Cobbled, car-free Calle Mercaderes (Merchant's Street) has been extensively restored by the Office of the City Historian and is an almost complete replica of itself at its splendid 18th-century high-water mark. Interspersed with the museums, shops and restaurants are some working social projects, such as a maternity home and a paper-making cooperative.
Most of the myriad museums are free, including the Casa de Asia, with paintings and sculpture from China and Japan; the Armería 9 de Abril, an old gun shop (now museum) stormed by revolutionaries on the said date in 1958; and the Museo de Bomberos, which has antediluvian fire equipment dedicated to 19 Havana firefighters who lost their lives in an 1890 railway blaze.

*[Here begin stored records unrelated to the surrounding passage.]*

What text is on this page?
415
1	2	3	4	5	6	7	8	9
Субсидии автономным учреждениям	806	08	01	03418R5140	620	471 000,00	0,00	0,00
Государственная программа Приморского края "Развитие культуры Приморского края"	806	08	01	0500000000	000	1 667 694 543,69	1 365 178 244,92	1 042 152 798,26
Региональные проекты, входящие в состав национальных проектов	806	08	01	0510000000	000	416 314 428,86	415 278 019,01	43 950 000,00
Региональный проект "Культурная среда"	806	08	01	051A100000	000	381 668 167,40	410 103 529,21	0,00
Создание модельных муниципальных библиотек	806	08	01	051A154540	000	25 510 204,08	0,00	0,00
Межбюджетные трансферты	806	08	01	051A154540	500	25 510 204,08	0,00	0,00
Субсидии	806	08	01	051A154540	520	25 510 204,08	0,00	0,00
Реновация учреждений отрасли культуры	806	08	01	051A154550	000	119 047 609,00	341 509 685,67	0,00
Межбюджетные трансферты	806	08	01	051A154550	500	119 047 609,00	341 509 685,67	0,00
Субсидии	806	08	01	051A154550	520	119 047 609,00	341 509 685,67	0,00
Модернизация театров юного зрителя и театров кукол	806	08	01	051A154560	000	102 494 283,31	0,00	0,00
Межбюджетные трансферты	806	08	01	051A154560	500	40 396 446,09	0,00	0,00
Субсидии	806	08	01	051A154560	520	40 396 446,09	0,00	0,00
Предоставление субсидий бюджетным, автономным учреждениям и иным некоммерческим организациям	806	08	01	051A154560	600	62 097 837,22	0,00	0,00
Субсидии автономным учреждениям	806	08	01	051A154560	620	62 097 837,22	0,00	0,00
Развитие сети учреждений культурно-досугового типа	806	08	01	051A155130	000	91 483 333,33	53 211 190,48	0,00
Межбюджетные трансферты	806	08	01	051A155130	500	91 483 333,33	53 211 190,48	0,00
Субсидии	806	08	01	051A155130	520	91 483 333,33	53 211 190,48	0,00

Just off Mercaderes down Obrapía, it's worth slinking into the gratis Casa de África, which houses sacred objects relating to Santería and the secret Abakuá fraternity collected by ethnographer Fernando Ortíz.
The corner of Mercaderes and Obrapía has an international flavor, with a bronze statue of Latin America liberator Simón Bolívar; across the street you'll find the Museo de Simón Bolívar, dedicated to Bolívar's life. The Casa de México Benito Juárez exhibits Mexican folk art and plenty of books but not a lot on Juárez (Mexico's first indigenous president) himself. Just east is the Casa Oswaldo Guayasamín, now a museum but once the studio of the great Ecuadorian artist who painted Fidel Castro in numerous poses.
Mercaderes is also characterized by its restored shops, including a perfume store and a spice shop. Wander at will.